The Nebraska Department of Economic Development listed the state’s five leading exports in 2021 as soybeans ($4.27 billion); corn ($2.4 billion); beef and beef products ($1.8 billion); nuclear reactors, boilers and machinery ($1 billion) and optic medic and surgical instruments ($454 million). The top five trading partners that year were China ($3.3 billion); Canada ($1.9 billion); Mexico ($1.6 billion); Japan ($1.4 billion) and South Korea ($862 million).
In 2018, the state set a record for exports, per the Office of the United States Trade Representative, at $8 billion of made-in-America goods to the world. In 2022, Johnson said, the total was $8.9 billion of international exports to the world in manufactured goods. The number of Nebraskans employed in manufacturing also grew, from about 63,000 in 2016 to 100,000 in 2021.
More to Come
Johnson sees the potential for additional export growth based on ever-improving efficiencies in Nebraska’s manufacturing processes and the state of things geopolitically around the world.
“I think ag technology has done wonderful things to increase the bushels per acre and it couldn’t come at a better time,” he said. “The world at large is finding itself in a need to feed the growing global population. I think the need for Nebraska food products is exacerbated because of the awful war in Ukraine.
“I’m 100% speculating here, but I think increased demand from global partners is going to continue for years due to the growing population and because of constrained supply due to the war. If I were in food production here in Nebraska I would feel pretty good. The U.S., and particularly Nebraska, are going to see more opportunities for exports to feed the world.”
Johnson cited the continued work of the state chamber and various government entities to connect companies of all sizes with opportunities abroad as one factor in the growth of exports.
“The connectivity of the world these days is allowing the smaller players to play on a more global scale,” he said. “We work in partnership with the Department of Economic Development, especially when it comes to the governor’s trade missions, which are really helpful when it comes to awareness by global players of what Nebraska can do. DED does a great job of connecting with businesses to either join those trade missions or be part of the connection-building unlocking new markets for a player locally.
“I recently met with reps from the Czech Republic who are looking for the same type of relationship-building. The chamber is really proud to work with the DED to connect our members to foreign trade partners when we think a match can be made.”
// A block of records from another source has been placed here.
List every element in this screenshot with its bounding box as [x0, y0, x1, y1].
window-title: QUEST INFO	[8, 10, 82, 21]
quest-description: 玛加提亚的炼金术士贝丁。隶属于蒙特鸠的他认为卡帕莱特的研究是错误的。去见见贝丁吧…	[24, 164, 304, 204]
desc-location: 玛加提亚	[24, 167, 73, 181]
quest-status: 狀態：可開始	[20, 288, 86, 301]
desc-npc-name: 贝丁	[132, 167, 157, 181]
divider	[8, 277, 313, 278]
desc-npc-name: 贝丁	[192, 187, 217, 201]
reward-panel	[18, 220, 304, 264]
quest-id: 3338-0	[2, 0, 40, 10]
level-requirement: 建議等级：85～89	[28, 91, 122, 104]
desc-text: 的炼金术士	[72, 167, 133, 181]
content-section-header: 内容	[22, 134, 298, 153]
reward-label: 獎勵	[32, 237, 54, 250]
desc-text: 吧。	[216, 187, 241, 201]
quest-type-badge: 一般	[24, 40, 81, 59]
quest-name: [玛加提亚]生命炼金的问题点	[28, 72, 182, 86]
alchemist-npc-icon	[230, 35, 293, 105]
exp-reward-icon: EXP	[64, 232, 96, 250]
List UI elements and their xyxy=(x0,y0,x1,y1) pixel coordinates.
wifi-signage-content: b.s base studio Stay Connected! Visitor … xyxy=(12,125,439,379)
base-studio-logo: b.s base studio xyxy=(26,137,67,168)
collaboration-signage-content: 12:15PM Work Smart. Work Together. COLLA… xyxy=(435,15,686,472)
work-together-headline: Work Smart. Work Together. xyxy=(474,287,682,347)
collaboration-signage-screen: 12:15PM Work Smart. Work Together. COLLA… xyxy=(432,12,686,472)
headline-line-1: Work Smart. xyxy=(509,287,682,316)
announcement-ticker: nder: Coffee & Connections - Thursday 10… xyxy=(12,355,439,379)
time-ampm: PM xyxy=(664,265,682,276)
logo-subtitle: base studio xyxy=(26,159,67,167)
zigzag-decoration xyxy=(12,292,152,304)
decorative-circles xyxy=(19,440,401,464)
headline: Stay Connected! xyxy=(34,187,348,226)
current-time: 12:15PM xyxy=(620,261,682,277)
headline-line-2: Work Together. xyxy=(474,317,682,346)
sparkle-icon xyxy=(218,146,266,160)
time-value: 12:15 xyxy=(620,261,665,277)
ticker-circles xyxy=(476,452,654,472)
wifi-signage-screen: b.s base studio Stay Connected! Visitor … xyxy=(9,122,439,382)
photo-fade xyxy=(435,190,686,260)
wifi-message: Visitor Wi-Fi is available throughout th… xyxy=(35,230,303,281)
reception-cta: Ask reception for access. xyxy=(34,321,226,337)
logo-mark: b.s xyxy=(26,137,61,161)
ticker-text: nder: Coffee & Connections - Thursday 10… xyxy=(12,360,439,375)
But as the old saying goes, what got you here won’t get you there and Johnson noted the 2% unemployment Nebraska has been at or near since March 2022 is hamstringing the manufacturing sector.
“It’s noteworthy that we have more people working in the industry now than we did before COVID,” he said. “But Nebraska manufacturers also have long backlogs of orders and the number one constraint to getting those orders filled is lack of available workforce. I can comfortably estimate we’ve got more than 10% growth in [manufacturing] jobs; call that over 10,000 jobs available to fill.
“Nebraska manufacturing is like a powder keg waiting to explode. We’re a state that’s really fortunate to be on a lot of rail and interstate; you can get to a coastal port pretty efficiently. We’re fortunate in the transportation logistics side of things. We’re fortunate because we have a great education system across the state, be it K-12, colleges or universities. We’ve got the right recipe, we just don’t have enough people.”